Omar Victor Diop
Sur tous les fronts
Avec sa série inclassable Liberty, il réinterprète les temps forts de la protestation noire et met en lumière les combats menés au nom d’une liberté bafouée.
AM : Comment êtes-vous venu à la photographie ?
Omar Victor Diop : J’ai grandi dans une famille de six enfants où le savoir et la citoyenneté sont importants : à 18 ans, j’avais ma carte d’électeur. J’étais cadre dans la finance pour une multinationale, je passais mes dimanches à prendre des photos. Ma première image publiée dans Libération était issue de la série Le Futur du beau : il s’agissait du portrait d’une amie, réalisée en lumière naturelle avec le couvre-lit de sa grand-mère [rires] ! Quelques mois plus tard, cette série a été présentée aux Rencontres africaines de la photographie, à Bamako, en 2011. La créativité ne demande qu’à s’exprimer.
Comment est née la série Liberty ?
Elle s’inscrit dans le sillage de celle de Diaspora, signée en 2014. Liberty, réalisée en 2016, incarne la continuité de cette réflexion au fil d’un journal de bord : j’y approfondis la connaissance de différents peuples noirs en mettant au jour des destins uniques, inspirants. Ils ont impacté le monde de façon tangible, mais sont méconnus, comme Frederick Douglass ou Jean-Baptiste Belley, figure oubliée de la révolution française et premier député noir de l’histoire de France. Ma recherche artistique coïncidait avec le contexte de protestation actuel et les sombres événements qui se sont passés : les violences policières, l’assassinat du jeune Trayvon Martin, etc. Je souhaitais réunir ces images selon une même chronologie, afin de montrer que la condition des femmes et des hommes noirs est complexe depuis longtemps, du fait d’innombrables injustices : mes photographies constituent un récit de l’histoire des Noirs, et par conséquent de l’histoire de l’humanité et du concept de liberté.
Diaspora et Liberty sont présentées en intégralité dans « Saaraba », en co-commissariat avec Olivia Marsaud, directrice de la galerie Le Manège de l’Institut français du Sénégal, à Dakar.
Que signifie le titre de cette exposition ?

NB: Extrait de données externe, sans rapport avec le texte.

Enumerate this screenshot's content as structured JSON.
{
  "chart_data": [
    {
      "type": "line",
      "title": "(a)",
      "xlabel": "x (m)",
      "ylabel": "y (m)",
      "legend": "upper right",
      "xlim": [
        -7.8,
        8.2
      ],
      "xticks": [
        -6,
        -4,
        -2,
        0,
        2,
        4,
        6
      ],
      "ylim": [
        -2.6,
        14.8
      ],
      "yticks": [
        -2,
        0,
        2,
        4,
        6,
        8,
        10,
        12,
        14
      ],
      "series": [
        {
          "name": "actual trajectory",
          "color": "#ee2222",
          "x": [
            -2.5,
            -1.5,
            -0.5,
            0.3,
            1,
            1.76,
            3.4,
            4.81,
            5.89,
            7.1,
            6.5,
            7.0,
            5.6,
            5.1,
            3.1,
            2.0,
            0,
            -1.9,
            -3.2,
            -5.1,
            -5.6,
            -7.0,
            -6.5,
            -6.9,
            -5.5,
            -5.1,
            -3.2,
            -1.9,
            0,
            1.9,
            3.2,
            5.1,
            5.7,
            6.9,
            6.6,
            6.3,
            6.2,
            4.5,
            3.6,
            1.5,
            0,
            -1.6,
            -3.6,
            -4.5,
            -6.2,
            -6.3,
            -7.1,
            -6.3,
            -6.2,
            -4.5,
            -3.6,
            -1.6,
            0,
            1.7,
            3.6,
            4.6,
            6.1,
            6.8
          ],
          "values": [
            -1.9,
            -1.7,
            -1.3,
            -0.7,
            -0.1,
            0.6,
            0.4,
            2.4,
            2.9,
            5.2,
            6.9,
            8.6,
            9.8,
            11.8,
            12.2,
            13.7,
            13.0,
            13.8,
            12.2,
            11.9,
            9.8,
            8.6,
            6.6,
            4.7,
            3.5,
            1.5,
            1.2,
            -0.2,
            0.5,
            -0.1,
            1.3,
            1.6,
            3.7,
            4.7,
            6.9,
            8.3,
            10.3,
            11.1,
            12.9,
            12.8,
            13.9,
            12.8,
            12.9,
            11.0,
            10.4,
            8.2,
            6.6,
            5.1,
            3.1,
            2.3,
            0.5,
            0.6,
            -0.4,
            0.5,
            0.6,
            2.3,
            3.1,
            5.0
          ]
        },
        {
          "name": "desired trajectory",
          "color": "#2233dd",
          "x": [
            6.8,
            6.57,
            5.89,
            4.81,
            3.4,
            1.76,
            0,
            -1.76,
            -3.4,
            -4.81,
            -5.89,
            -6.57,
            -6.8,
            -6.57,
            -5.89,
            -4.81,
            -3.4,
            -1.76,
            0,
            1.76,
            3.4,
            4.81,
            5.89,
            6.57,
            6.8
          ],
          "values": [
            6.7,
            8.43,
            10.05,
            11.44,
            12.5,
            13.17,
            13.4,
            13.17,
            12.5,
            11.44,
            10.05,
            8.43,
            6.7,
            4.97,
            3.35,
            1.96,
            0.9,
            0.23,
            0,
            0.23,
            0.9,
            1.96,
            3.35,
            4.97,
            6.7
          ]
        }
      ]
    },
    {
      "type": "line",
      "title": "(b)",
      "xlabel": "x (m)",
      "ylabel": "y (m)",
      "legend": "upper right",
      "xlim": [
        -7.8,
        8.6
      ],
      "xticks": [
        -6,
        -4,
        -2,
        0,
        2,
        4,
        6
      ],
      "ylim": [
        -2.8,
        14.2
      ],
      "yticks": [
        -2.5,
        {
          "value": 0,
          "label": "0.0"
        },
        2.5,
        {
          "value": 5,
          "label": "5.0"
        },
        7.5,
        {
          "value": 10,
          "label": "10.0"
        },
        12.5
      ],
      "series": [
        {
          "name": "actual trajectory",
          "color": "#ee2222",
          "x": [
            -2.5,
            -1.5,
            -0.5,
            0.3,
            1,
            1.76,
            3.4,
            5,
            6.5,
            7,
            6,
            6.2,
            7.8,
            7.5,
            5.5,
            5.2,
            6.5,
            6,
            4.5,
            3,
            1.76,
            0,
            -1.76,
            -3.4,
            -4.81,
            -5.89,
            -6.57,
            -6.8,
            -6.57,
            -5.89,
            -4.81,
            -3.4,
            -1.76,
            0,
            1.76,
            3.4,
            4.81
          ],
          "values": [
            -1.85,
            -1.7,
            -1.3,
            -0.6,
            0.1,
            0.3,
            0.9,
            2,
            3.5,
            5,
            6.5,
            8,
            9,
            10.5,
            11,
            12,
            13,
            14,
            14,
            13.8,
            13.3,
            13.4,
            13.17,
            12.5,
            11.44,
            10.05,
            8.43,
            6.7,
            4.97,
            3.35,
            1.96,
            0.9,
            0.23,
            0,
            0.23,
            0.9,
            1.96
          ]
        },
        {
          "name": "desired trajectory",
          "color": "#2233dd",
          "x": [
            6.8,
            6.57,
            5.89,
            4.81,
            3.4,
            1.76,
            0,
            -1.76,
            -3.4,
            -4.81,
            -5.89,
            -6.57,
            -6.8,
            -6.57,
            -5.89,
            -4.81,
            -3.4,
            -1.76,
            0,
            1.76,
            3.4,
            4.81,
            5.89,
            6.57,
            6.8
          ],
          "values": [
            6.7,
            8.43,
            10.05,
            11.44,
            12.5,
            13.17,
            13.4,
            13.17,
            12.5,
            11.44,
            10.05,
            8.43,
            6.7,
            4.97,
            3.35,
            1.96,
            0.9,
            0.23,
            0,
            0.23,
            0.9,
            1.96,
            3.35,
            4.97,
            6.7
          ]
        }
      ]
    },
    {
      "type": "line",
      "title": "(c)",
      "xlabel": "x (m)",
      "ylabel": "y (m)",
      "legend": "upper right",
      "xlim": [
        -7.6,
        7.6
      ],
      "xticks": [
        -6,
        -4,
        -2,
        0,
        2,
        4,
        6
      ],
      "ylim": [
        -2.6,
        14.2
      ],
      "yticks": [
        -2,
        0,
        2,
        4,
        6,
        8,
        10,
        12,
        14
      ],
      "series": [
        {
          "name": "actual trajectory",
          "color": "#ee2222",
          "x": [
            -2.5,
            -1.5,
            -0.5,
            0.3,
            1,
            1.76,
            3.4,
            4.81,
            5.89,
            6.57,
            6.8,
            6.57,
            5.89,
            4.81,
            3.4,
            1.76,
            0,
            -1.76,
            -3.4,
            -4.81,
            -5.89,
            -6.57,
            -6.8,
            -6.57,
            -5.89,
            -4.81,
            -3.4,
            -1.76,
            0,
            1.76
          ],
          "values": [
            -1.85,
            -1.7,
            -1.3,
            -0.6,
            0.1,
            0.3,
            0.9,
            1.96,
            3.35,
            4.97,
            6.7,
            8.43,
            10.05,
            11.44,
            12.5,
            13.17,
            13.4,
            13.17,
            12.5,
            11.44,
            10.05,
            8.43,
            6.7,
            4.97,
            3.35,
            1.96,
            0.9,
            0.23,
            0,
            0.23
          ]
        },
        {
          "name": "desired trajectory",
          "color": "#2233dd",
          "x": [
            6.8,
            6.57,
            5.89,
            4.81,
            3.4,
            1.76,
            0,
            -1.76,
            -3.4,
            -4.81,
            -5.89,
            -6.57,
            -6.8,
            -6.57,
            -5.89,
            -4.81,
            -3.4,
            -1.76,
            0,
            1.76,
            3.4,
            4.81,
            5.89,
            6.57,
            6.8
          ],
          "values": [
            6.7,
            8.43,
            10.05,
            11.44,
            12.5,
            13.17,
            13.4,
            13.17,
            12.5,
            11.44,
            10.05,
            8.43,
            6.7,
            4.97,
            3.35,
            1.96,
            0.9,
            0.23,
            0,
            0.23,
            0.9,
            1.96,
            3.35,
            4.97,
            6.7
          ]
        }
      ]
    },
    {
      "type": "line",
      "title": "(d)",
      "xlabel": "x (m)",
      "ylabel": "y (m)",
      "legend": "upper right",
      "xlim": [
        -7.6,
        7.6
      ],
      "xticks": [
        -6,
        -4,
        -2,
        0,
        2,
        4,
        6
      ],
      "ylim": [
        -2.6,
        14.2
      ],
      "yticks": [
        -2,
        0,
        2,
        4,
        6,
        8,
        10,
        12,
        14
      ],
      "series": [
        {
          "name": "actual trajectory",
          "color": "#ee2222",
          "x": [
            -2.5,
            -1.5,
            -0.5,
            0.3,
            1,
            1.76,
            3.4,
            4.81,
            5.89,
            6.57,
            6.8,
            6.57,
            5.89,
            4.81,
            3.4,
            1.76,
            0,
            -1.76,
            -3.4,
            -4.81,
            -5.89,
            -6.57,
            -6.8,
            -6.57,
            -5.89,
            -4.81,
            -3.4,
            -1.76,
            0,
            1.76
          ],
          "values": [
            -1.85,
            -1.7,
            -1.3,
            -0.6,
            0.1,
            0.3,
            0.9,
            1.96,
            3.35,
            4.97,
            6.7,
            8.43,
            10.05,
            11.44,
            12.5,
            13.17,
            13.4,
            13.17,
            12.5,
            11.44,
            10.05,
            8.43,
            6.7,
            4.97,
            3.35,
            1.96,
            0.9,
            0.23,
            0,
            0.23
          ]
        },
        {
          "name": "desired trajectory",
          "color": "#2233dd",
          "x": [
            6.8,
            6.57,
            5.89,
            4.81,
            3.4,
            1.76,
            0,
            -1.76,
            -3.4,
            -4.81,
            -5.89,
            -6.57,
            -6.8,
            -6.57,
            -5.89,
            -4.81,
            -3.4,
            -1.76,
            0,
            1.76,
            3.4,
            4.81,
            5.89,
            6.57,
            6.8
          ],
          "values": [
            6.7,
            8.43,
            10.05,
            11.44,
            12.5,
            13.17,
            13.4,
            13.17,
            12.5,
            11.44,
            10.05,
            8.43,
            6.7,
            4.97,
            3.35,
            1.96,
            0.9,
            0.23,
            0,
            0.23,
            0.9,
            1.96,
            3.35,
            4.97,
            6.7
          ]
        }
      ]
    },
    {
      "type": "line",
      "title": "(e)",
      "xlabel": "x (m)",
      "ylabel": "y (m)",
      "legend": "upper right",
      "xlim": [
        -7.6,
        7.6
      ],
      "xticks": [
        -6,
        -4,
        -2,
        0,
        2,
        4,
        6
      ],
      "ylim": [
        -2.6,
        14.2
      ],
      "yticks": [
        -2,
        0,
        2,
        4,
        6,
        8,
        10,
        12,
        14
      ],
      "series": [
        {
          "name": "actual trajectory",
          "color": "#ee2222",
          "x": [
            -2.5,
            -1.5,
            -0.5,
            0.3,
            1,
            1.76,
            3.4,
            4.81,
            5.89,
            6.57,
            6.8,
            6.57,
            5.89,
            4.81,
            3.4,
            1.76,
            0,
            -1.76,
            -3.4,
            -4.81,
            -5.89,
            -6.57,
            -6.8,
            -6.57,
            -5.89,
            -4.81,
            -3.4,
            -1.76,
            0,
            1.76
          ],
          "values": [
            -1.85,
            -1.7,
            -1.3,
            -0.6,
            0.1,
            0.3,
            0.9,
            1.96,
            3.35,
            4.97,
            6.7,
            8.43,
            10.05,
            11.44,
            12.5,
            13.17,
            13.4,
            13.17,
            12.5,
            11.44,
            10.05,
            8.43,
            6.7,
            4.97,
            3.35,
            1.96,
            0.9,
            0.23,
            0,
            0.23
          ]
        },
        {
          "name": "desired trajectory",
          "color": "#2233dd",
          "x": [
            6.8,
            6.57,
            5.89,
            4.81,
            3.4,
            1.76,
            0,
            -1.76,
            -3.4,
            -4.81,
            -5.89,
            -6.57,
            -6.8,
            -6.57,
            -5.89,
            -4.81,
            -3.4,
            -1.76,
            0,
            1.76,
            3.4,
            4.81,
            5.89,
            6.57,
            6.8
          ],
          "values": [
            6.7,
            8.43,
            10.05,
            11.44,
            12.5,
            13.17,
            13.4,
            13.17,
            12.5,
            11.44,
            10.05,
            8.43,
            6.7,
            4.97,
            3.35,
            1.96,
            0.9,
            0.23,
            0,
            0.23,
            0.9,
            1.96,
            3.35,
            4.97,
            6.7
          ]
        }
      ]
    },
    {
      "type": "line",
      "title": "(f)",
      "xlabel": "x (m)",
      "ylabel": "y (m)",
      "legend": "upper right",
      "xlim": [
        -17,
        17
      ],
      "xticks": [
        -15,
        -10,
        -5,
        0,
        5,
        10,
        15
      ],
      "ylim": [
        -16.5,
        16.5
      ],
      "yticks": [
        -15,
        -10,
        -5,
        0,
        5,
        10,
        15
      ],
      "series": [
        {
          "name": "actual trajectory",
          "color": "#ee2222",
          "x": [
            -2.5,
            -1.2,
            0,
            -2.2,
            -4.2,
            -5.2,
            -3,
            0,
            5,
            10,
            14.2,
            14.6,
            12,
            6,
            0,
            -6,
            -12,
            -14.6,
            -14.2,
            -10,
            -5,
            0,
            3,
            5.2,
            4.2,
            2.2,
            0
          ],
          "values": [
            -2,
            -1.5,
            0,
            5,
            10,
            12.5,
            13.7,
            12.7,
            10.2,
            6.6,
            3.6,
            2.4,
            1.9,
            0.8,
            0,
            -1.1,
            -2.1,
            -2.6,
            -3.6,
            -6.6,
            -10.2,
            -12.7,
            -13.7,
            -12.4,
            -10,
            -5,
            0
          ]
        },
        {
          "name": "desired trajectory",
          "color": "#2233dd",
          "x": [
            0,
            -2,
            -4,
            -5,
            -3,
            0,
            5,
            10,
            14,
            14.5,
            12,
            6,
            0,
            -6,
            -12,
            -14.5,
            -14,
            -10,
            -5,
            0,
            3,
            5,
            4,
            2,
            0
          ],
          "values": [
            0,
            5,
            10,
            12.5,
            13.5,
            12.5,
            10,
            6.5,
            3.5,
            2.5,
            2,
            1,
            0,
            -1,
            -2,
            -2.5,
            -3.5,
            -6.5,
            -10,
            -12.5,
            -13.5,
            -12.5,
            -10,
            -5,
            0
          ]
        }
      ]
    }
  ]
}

C’est l’air d’une chanson entonnée au Théâtre national Daniel Sorano, à Dakar, où je me rendais avec ma mère le mercredi – un chant griot qui retentit au début d’un conte. Il annonce le retour au pays natal et la conscience d’une terre idyllique. J’ai énormément voyagé, donc revenir au Sénégal avec « Saaraba » incarne une résonance avec ma culture : j’y vois un écho mythique. Cette exposition est l’antre du souvenir, j’ai voulu une atmosphère feutrée, propice au recueillement. C’est une façon de tourner la page pour ces deux séries qui ont bénéficié d’une visibilité internationale exceptionnelle. Et la fin d’un long chapitre créatif. Je les ramène à la maison ! De plus, le végétal y tient un rôle important. Mes travaux rendent hommage à ces personnalités disparues comme à leur combat au nom de la liberté. Elles ne sont plus, mais je leur porte des fleurs. Si mes images peuvent émouvoir, toucher ou sensibiliser les gens, j’aurai atteint mon objectif.
Pourquoi avoir choisi de vous mettre en scène ?
Ce n’était pas prévu. J’ai suivi une résidence artistique à Malaga durant six mois sans modèle. Au fil de mes recherches, j’ai appris à maîtriser la lumière sur les peaux sombres, comme Diego Vélasquez. Je me suis rendu compte que ces artistes ne peignaient pas n’importe qui, mais qu’il y avait beaucoup d’histoires singulières ! Au fur et à mesure de mes séances, il s’est passé quelque chose d’intangible : au-delà de la technique et de l’esthétique, ce ne sont pas que des autoportraits, j’y vois aussi une manifestation de nos ancêtres.